After attending Lightning In A Bottle 2015, I’m positive that this modern day music festival is one of our generation’s last and only attempts of tapping into this collective consciousness that has pushed the boundaries for so many past eras into new realms of experiential and spiritual consideration. But why music festivals? Because I’ve found that live music is the only incentive left that can motivate tens of thousands of people to temporarily suspend their busy lives and participate in this kind of organized mayhem and with this year’s line up, it was not a surprise that the people showed up in droves.
The DoLab team behind LIB’s production understands that the true beauty behind these gatherings is not the event itself but rather the people that fill the grounds. New friends are made, new limits are tested, and new passions are discovered as the event production exists to simply to facilitate and amplify the overall experience. With this year’s striking expansion in both numbers and size, new additions had to be made in order to expedite travel time between stages and continue to encourage conversation. Every installation, walkway, and feature had purpose. Ranging from the newly added bridges that were built to inspire both faster travel and high fives to the Temple of Consciousness and Meditation hill, both zoned off areas that forced you to look within, Lightning in a Bottle was filled with a diverse range of activities that one could purposefully get lost in.
After attending an essential oils workshop led by Peter John Swartz from the YOUnique Movement, he said, “We understand that this many people will never come for our specific set of workshops or knowledge. It’s impossible. But we consider our job well done if somewhere along the path to their favorite artist they wander into a workshop and expand their horizons about meditation, Native American culture, or simply living a happier life.” And that’s exactly what I did. On my trek to the immersive and clubby Woogie Stage, I stopped to smell the roses, and in this case, rose extract concentrated into the form of an Essential Oil leaving with my very own starter pack and a whole notepad of questions I wanted answers to.

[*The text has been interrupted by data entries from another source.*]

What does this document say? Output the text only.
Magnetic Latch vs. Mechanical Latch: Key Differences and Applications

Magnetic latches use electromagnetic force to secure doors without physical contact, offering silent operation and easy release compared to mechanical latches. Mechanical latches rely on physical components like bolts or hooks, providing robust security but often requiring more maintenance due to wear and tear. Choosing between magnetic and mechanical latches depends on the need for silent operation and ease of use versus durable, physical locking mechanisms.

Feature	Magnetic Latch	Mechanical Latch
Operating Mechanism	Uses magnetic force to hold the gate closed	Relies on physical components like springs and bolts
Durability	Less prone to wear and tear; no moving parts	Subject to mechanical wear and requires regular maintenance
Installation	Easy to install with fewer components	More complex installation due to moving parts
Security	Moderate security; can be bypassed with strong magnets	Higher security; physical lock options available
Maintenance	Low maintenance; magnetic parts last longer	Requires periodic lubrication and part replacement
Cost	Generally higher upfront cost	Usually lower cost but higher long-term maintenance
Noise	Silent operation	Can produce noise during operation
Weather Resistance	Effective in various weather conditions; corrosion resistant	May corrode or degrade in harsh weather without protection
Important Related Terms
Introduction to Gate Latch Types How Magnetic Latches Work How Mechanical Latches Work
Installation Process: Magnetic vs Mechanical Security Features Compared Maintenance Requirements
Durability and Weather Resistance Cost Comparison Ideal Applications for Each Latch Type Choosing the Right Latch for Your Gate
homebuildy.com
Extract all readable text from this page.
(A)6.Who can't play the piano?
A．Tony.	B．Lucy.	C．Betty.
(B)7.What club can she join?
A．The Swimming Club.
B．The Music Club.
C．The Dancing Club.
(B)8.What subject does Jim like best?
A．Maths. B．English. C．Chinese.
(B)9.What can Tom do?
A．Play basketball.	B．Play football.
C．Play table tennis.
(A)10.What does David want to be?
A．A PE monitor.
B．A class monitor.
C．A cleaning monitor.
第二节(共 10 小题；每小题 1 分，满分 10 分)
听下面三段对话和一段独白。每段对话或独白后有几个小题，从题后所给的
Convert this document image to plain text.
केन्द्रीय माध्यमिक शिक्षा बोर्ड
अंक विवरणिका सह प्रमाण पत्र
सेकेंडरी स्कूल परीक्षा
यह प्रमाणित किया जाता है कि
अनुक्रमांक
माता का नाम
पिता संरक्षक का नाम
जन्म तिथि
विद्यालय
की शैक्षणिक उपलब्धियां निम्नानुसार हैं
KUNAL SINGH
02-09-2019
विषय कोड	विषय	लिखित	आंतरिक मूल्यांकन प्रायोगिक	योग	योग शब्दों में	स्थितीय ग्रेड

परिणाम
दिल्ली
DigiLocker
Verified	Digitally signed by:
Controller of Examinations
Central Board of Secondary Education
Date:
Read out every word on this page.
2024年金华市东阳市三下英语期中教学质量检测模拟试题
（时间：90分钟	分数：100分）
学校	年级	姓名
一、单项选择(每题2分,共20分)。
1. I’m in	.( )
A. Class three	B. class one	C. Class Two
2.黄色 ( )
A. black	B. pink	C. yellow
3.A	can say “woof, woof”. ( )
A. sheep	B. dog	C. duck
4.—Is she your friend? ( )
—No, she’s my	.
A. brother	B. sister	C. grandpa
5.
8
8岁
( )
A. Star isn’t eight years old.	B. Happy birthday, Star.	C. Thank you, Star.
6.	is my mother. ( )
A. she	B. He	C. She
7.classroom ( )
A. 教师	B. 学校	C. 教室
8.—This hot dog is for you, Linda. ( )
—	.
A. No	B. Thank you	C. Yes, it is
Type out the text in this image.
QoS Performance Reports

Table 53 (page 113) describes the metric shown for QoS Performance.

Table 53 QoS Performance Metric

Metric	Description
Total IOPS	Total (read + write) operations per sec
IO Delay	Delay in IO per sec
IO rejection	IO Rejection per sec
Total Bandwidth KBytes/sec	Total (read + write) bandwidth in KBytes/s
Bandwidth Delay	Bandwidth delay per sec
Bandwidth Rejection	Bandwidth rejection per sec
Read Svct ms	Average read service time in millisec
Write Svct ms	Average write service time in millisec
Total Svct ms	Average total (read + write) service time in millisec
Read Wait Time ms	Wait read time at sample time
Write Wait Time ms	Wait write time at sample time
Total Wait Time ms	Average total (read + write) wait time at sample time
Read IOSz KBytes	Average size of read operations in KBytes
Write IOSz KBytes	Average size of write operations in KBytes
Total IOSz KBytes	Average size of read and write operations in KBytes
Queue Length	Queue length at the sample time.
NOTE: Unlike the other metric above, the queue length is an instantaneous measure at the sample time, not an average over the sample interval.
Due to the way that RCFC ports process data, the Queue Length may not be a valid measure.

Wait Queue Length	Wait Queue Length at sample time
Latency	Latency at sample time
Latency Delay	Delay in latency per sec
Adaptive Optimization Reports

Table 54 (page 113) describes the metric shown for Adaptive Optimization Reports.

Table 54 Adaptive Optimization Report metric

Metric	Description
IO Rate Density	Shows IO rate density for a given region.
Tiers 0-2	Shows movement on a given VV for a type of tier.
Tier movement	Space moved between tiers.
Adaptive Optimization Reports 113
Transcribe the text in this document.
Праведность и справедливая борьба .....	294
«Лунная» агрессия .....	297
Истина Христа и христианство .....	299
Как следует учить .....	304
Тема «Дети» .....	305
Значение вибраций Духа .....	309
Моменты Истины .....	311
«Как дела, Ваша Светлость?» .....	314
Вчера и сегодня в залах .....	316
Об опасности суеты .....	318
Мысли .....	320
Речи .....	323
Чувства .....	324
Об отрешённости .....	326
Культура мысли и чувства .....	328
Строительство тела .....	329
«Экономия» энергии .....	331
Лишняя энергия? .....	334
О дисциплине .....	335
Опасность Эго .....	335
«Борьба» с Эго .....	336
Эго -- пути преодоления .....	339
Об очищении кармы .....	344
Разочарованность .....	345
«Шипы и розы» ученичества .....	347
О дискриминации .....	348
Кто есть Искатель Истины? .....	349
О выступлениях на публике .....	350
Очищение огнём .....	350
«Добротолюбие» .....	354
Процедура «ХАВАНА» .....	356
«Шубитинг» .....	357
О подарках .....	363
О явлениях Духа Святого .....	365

At the end of the day, Lightning in a Bottle did a phenomenal job of casting a wide net with its eclectic and enticing lineup and attracting a large audience (over ~20,000 tickets sold) while still catering to its niche returning patrons revisiting for the musical and spiritual awakening. While standing in line awaiting for my vegan breakfast burrito, I asked, “How many of you have been to LIB before?” The response was surprising. Nearly three quarters of them were here for the very first time. No one really knew what they are signing up for, they were simply chasing the headliners and look for a good time. However, when they stepped foot into the festival grounds in Bradley, California, the DoLab team ensured an accessible yet mind-blowing experience that is guaranteed to keep you flipping through your Instagram pictures for weeks and pre-ordering tickets for next year. It becomes easily apparent through Lightning in a Bottle, that the only thing that continues to bring us humans together and keep us away from our ever-increasing To-Do lists is the power of live music and shared collective consciousness.